The U.S. Department of Education is an important agency for a variety of reasons. It oversees education research, administers financial aid for education, and identifies and addresses major issues in education. Moreover, it enforces federal anti-discrimination laws and ensures equal access to education. In other words, the Department of Education is critical to the progress of the American people. So, why is it so important?
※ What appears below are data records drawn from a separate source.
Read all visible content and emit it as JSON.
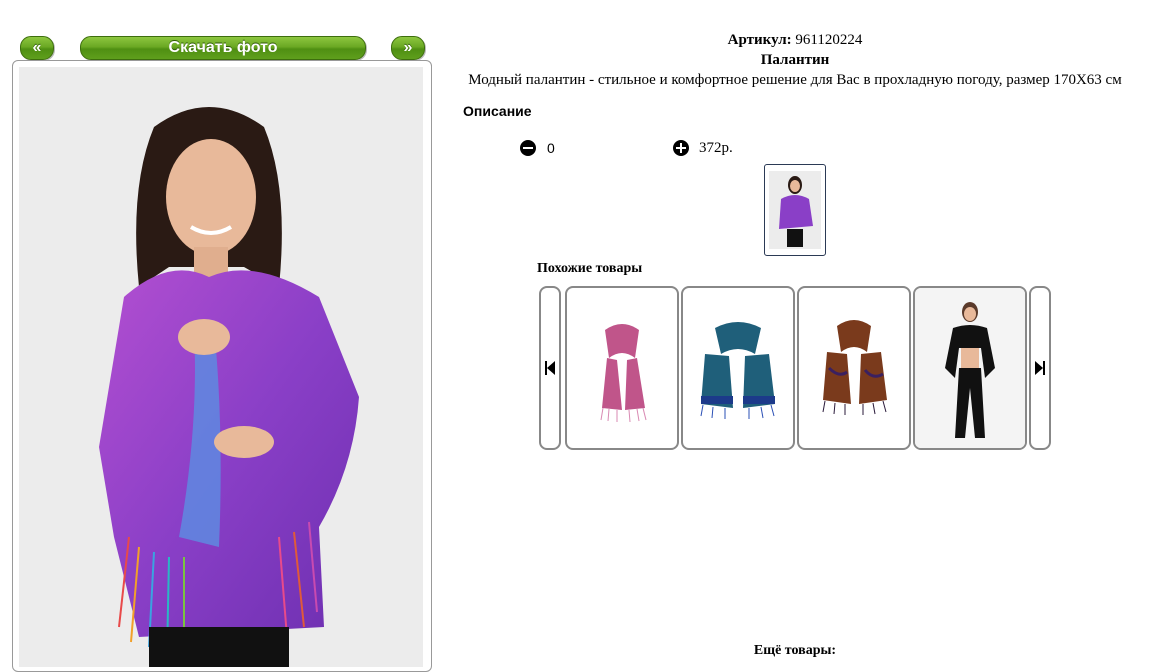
{
  "gallery": {
    "prev_label": "«",
    "download_label": "Скачать фото",
    "next_label": "»"
  },
  "product": {
    "article_label": "Артикул:",
    "article_value": "961120224",
    "name": "Палантин",
    "description_text": "Модный палантин - стильное и комфортное решение для Вас в прохладную погоду, размер 170X63 см",
    "description_heading": "Описание",
    "quantity": "0",
    "price": "372р."
  },
  "related": {
    "heading": "Похожие товары",
    "items": [
      {
        "color": "#c0558a",
        "kind": "scarf"
      },
      {
        "color": "#1f5f7a",
        "kind": "scarf"
      },
      {
        "color": "#7a3a1c",
        "kind": "scarf"
      },
      {
        "color": "#111111",
        "kind": "model"
      }
    ]
  },
  "more": {
    "heading": "Ещё товары:"
  },
  "colors": {
    "accent_green": "#6aa823",
    "scarf_main": "#8a3fc7"
  }
}
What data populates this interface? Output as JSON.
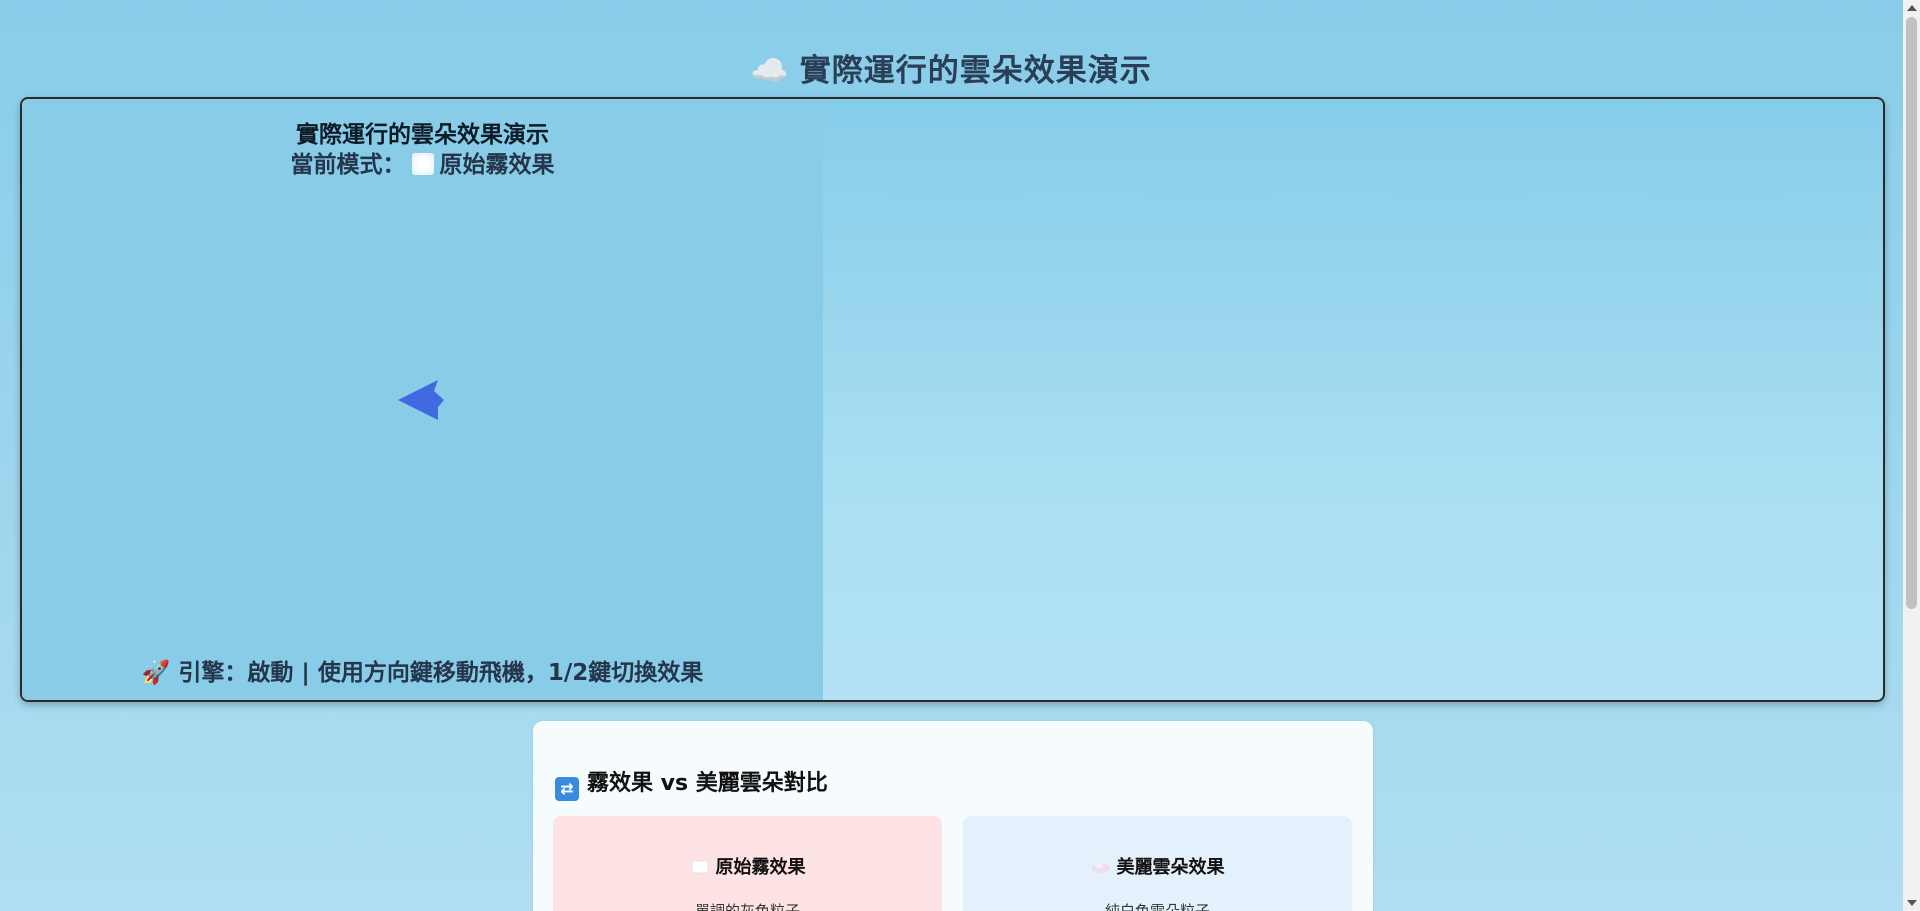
{
  "page": {
    "title_emoji": "☁️",
    "title": "實際運行的雲朵效果演示"
  },
  "game": {
    "hud_title": "實際運行的雲朵效果演示",
    "mode_label": "當前模式：",
    "mode_value": "原始霧效果",
    "status_emoji": "🚀",
    "status_text": "引擎：啟動 | 使用方向鍵移動飛機，1/2鍵切換效果",
    "plane_color": "#4169e1"
  },
  "comparison": {
    "heading": "霧效果 vs 美麗雲朵對比",
    "cards": [
      {
        "title": "原始霧效果",
        "description": "單調的灰色粒子",
        "bg_color": "#fde3e3"
      },
      {
        "title": "美麗雲朵效果",
        "description": "純白色雲朵粒子",
        "bg_color": "#e4f0fb"
      }
    ]
  }
}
The Department of Education fulfills its mission by promoting the study of other countries and facilitating opportunities for U.S. students and teachers to study abroad. It also contributes to national security by developing experts in strategic regions of the world. The Department of Education also provides financial aid to local educational agencies to improve educational programs in those areas. Its programs span the entire spectrum of education, from preschool to postdoctoral research.
Today, K-12 and higher education are split between state management and federal funding. The Department of Education also implements reforms in education, such as Race to the Top and No Child Left Behind Act, and coordinates race and disability policy. In a statement, Sean Falvey references these federal laws as examples of its role in ensuring that every American receives an excellent education. If a federal agency were to reduce its funding or abolish the Department of Education, what would happen to education?
While the Department of Education receives a relatively small portion of education funding, its role has expanded. In the U.S., education is not a centralized function. State and local school systems control curricula and funding. Federal funding is an emergency response system, filling in gaps in education support. With these federal funds, the Department of Education is a vital and necessary part of the public education system.